20 Apr 2010

What is socially useful work?

Topical opportunity for Adair Turner, Chairman of the FSA here in London to clarify his exacting standards with respect to what is or is not 'socially useful work': is sitting on a sofa and 'reading' the breakfast news socially useful work? This is the question we ask ourselves as the BBC's Adrian Chiles is signed by ITV for a reported £6million.

Glass Steagall is good for you!

We continue to be amazed by the hysteric reaction of bankers to the possible introduction of a separation of business lines along the regulations imposed by the defunct Glass-Steagall Act of 1932 that separated commercial and investment banking for more than sixty years in the USA. Looking at it from another perspective - and not just short term/short sighted business perspectives - was the global success and dominance of the US investment banks not partially due to this enforced separation? Would the enterprise spirit not have been severely dented by keeping the entrepreneurial spirit constrained by the bureaucratic management structures of the commercial banks? A similar argument could be made in case of the City of London where the free-wheeling spirit of the financial community goes back over centuries and is in stark contrast to the top-down models of the continental European banking industry.

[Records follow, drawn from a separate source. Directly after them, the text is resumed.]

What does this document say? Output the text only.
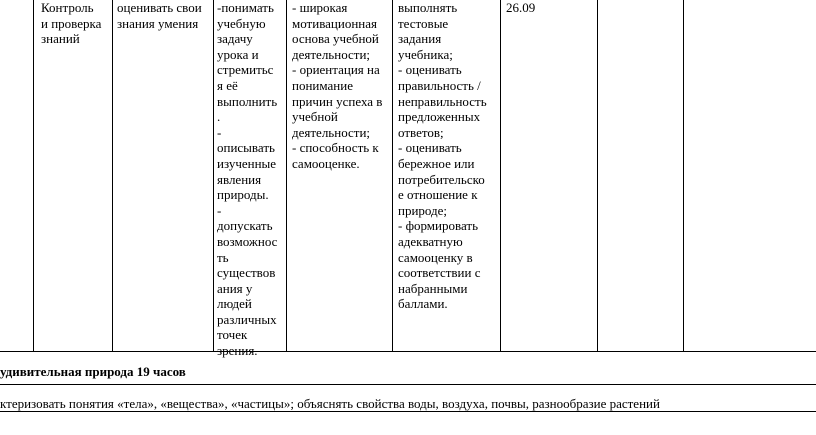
Контроль
и проверка
знаний
оценивать свои
знания умения
-понимать
учебную
задачу
урока и
стремитьс
я её
выполнить
.
-
описывать
изученные
явления
природы.
-
допускать
возможнос
ть
существов
ания у
людей
различных
точек
зрения.
- широкая
мотивационная
основа учебной
деятельности;
- ориентация на
понимание
причин успеха в
учебной
деятельности;
- способность к
самооценке.
выполнять
тестовые
задания
учебника;
- оценивать
правильность /
неправильность
предложенных
ответов;
- оценивать
бережное или
потребительско
е отношение к
природе;
- формировать
адекватную
самооценку в
соответствии с
набранными
баллами.
26.09
удивительная природа 19 часов
ктеризовать понятия «тела», «вещества», «частицы»; объяснять свойства воды, воздуха, почвы, разнообразие растений
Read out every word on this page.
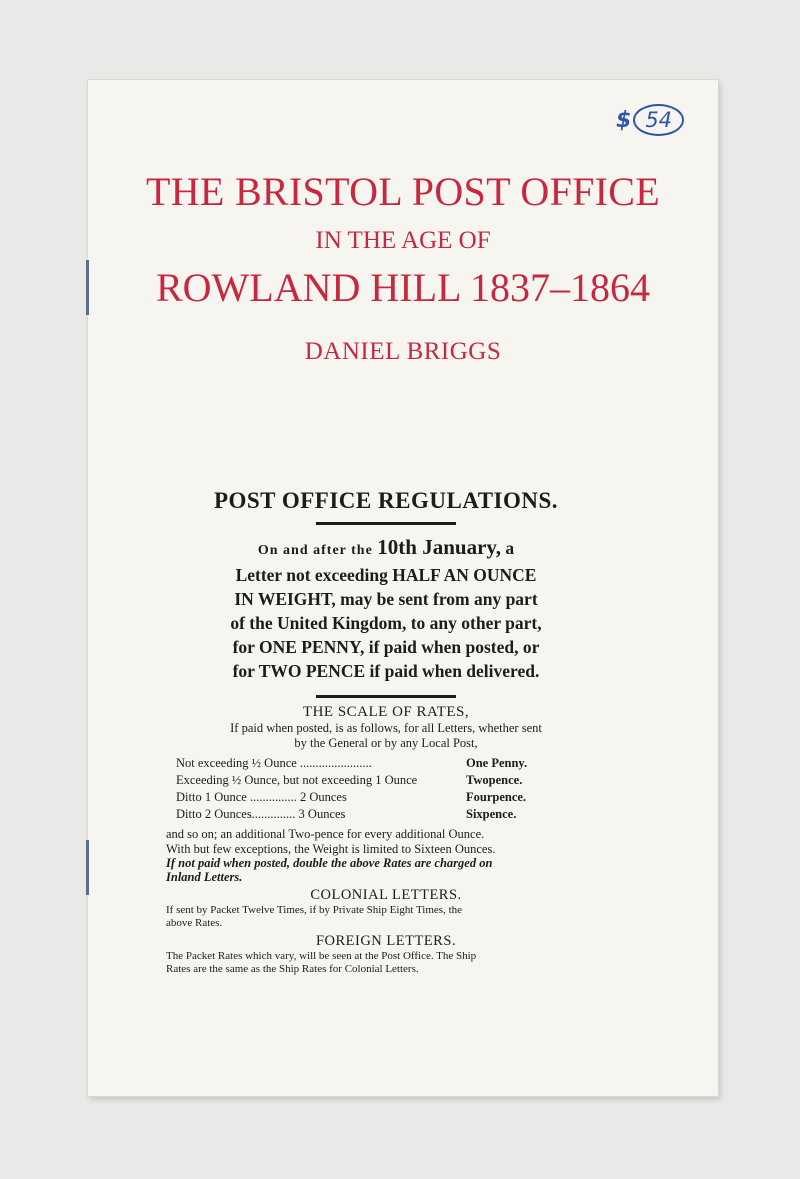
$ 54
THE BRISTOL POST OFFICE
IN THE AGE OF
ROWLAND HILL 1837–1864
DANIEL BRIGGS
POST OFFICE REGULATIONS.
On and after the 10th January, a
Letter not exceeding HALF AN OUNCE
IN WEIGHT, may be sent from any part
of the United Kingdom, to any other part,
for ONE PENNY, if paid when posted, or
for TWO PENCE if paid when delivered.
THE SCALE OF RATES,
If paid when posted, is as follows, for all Letters, whether sent
by the General or by any Local Post,
Not exceeding ½ Ounce .......................	One Penny.
Exceeding ½ Ounce, but not exceeding 1 Ounce	Twopence.
Ditto 1 Ounce ............... 2 Ounces	Fourpence.
Ditto 2 Ounces.............. 3 Ounces	Sixpence.
and so on; an additional Two-pence for every additional Ounce.
With but few exceptions, the Weight is limited to Sixteen Ounces.
If not paid when posted, double the above Rates are charged on
Inland Letters.
COLONIAL LETTERS.
If sent by Packet Twelve Times, if by Private Ship Eight Times, the
above Rates.
FOREIGN LETTERS.
The Packet Rates which vary, will be seen at the Post Office. The Ship
Rates are the same as the Ship Rates for Colonial Letters.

Dick Fuld's Ignorance: argument for smaller Banks

When the former CEO of Lehman Brothers argues that he had no knowledge of the bank's use of an accounting gimmick to hide its deteriorating financial situation we may well give him the benefit of the doubt in the absence of a 'smoking gun' proving the opposite. But it also demonstrates that even managing a financial firm such as Lehman Brothers was beyond the capability of one manager. Lehman did not have all the other business units that the typical 'Universal' Bank has under its wings (Credit Card, Consumer loans, Corporate Banking to name a few) and it still was possible that the man in command - and given his length of tenure he had the ability to know the shop inside out - did not get involved in substantial transactions such as the regular Repo 105 transactions which involved billions in balance sheet exposure. The argument that breaking up banks into smaller units would harm the economy holds no water. Why should lending to industry, and in particular to middle-sized and smaller businesses be harmed if a bank can no longer play in - to pick just one example - the structured retail client product market in Germany?